Wednesday, August 27, 2008

August again

i'm looking at a picture that was taken during my first semester at stanford, 20 years ago. it's a picture of a "typical graduate class" and it was published in the stanford newspaper, presumably alongside a story about "typical graduate classes" at stanford. i'm not sure how i got a copy; it must have been several years later, when i worked part-time for the stanford development office while trying to write my thesis.

the picture show regenia gagnier's nose and the back of marjorie perloff's head. facing them are my dead. eric shocket is sitting right up at the table with his arms crossed easily, fit and confident, laughing. back against the windows, looking skeptical and tough and a bit soft around the middle, is kim gillespie.

i'm sitting back along the wall, too, hiding from the camera as usual. at this moment, the moment the picture is taken, we know nothing. as i look at the picture now, i am struck by that particularly: how little we know. there are notebooks and pens on the table, but nobody is taking notes. since majorie perloff is there, the topic was undoubtedly modernism, maybe gertrude stein, maybe ezra pound. we know nothing about this. we don't know pound was a fascist. we don't know how hard graduate school is going to be. romy kozak is in this picture; she doesn't know she's a lesbian. rob latham is there, wearing his miami-drug-dealer freak. we don't know that he's going to turn out to be the star. we don't even, at this point, know each other's names.

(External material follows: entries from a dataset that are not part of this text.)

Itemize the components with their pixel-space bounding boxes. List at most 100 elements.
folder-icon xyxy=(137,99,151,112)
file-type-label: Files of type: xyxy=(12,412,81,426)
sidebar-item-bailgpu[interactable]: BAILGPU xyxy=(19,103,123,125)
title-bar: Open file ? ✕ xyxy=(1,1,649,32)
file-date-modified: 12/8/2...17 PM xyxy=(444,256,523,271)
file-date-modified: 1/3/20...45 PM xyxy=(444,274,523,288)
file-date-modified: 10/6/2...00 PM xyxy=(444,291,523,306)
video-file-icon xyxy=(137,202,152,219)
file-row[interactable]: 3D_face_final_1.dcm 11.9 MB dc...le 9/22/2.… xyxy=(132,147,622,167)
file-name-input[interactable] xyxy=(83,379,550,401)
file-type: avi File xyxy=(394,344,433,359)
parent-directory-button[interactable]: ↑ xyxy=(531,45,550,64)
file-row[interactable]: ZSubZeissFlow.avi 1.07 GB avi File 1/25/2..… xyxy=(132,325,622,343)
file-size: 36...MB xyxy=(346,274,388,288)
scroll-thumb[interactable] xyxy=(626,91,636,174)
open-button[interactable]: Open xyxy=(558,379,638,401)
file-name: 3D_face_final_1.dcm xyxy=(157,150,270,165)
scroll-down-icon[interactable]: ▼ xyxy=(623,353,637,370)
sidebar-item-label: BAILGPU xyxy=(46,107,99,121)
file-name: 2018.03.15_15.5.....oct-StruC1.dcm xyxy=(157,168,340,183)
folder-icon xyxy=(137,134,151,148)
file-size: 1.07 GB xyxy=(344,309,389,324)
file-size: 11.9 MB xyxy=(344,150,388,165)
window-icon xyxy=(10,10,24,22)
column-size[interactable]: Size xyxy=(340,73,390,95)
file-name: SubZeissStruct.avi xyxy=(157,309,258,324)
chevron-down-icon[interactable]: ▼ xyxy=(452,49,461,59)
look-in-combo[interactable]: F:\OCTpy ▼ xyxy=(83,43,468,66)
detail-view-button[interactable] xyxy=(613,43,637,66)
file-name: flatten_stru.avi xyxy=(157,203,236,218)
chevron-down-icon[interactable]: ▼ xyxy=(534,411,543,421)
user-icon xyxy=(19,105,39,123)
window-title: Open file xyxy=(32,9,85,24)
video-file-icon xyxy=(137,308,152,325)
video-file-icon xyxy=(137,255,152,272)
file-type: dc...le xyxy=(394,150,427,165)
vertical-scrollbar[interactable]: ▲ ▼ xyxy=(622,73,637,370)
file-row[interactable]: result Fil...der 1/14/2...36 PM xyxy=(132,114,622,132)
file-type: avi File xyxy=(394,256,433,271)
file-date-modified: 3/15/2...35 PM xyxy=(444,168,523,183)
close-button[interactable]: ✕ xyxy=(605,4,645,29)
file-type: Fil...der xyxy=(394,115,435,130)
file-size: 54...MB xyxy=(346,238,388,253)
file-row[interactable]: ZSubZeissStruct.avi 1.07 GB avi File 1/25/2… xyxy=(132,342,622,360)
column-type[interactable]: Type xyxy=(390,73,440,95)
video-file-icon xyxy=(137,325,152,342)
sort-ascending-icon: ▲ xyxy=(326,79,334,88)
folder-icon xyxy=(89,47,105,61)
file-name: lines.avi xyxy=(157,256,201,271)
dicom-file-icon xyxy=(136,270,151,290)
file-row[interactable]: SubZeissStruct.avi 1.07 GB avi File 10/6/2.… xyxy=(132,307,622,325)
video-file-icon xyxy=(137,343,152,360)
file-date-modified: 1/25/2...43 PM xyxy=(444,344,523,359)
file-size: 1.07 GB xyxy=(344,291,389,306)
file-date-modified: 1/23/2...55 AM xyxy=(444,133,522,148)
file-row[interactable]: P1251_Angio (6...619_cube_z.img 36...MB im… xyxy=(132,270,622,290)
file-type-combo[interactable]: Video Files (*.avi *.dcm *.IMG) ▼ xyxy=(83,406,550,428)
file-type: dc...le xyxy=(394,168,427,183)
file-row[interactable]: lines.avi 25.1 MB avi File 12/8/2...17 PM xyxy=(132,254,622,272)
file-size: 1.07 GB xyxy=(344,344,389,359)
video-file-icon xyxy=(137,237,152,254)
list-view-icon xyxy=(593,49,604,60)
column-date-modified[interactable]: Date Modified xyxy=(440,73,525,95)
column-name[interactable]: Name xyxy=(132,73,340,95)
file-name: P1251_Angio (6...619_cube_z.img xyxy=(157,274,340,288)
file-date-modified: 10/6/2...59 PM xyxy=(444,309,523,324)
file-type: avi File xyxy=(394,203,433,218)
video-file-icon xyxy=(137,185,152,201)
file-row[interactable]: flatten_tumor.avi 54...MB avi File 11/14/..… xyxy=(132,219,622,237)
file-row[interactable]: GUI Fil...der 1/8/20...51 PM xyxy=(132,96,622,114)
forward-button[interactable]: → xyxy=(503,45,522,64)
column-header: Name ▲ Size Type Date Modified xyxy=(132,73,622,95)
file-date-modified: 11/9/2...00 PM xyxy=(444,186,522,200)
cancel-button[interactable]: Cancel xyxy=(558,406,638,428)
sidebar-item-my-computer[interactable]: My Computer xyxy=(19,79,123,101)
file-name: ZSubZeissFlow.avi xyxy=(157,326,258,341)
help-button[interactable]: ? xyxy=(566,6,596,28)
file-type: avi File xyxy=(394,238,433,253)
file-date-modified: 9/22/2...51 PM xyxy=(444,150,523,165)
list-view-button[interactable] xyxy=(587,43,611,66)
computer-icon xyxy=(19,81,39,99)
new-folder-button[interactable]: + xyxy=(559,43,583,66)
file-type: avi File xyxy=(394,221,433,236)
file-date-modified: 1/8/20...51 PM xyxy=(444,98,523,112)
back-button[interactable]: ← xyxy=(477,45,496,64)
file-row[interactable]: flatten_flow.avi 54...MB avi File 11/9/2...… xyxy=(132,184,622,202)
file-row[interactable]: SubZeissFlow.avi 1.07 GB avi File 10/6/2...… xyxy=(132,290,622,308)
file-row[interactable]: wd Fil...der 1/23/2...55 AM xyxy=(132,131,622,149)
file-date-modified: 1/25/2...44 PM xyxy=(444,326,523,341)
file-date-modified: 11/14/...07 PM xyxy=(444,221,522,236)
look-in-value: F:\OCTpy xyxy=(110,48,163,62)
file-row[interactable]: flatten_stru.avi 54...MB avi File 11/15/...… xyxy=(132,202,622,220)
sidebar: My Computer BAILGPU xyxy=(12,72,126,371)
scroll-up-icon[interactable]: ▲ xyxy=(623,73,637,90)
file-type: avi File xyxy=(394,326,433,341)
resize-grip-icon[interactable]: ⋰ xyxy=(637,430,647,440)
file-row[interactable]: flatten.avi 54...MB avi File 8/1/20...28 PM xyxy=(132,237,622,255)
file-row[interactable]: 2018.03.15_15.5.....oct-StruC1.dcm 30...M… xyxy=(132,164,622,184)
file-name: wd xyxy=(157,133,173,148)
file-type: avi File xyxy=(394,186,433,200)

which means that, even in such a pool of ignorance, i know less than nothing. i don't know that eric and i will take to meeting in the mission district, late at night after our work is done, at a bar called las palmas. i haven't touched his buttery lambskin yet, or the stucco wall behind it. i don't know that he will keep the photograph i took for him, keep it for years and years after our affair so that there it is on the wall, shocking me, as he forever takes a pie out of the oven in his obituary shot.

of kim i know one thing, knew it the second i heard him talk. but i don't yet know drinking newcastle or driving around LA or losing days or breaking into the neighbours' or teaching courses together or running on the beach or running into his wife or reading the first volume of capital or worrying about the heroin. i don't know what will happen at the british bankers' pub on the first night of the gulf war. i don't know about despair or the twisting weight of hope or how to be sardonic. or grief. i don't know grief, then.

1 comment:

jen alabiso said...

heather this is beautiful. breathtaking and achingly beautiful.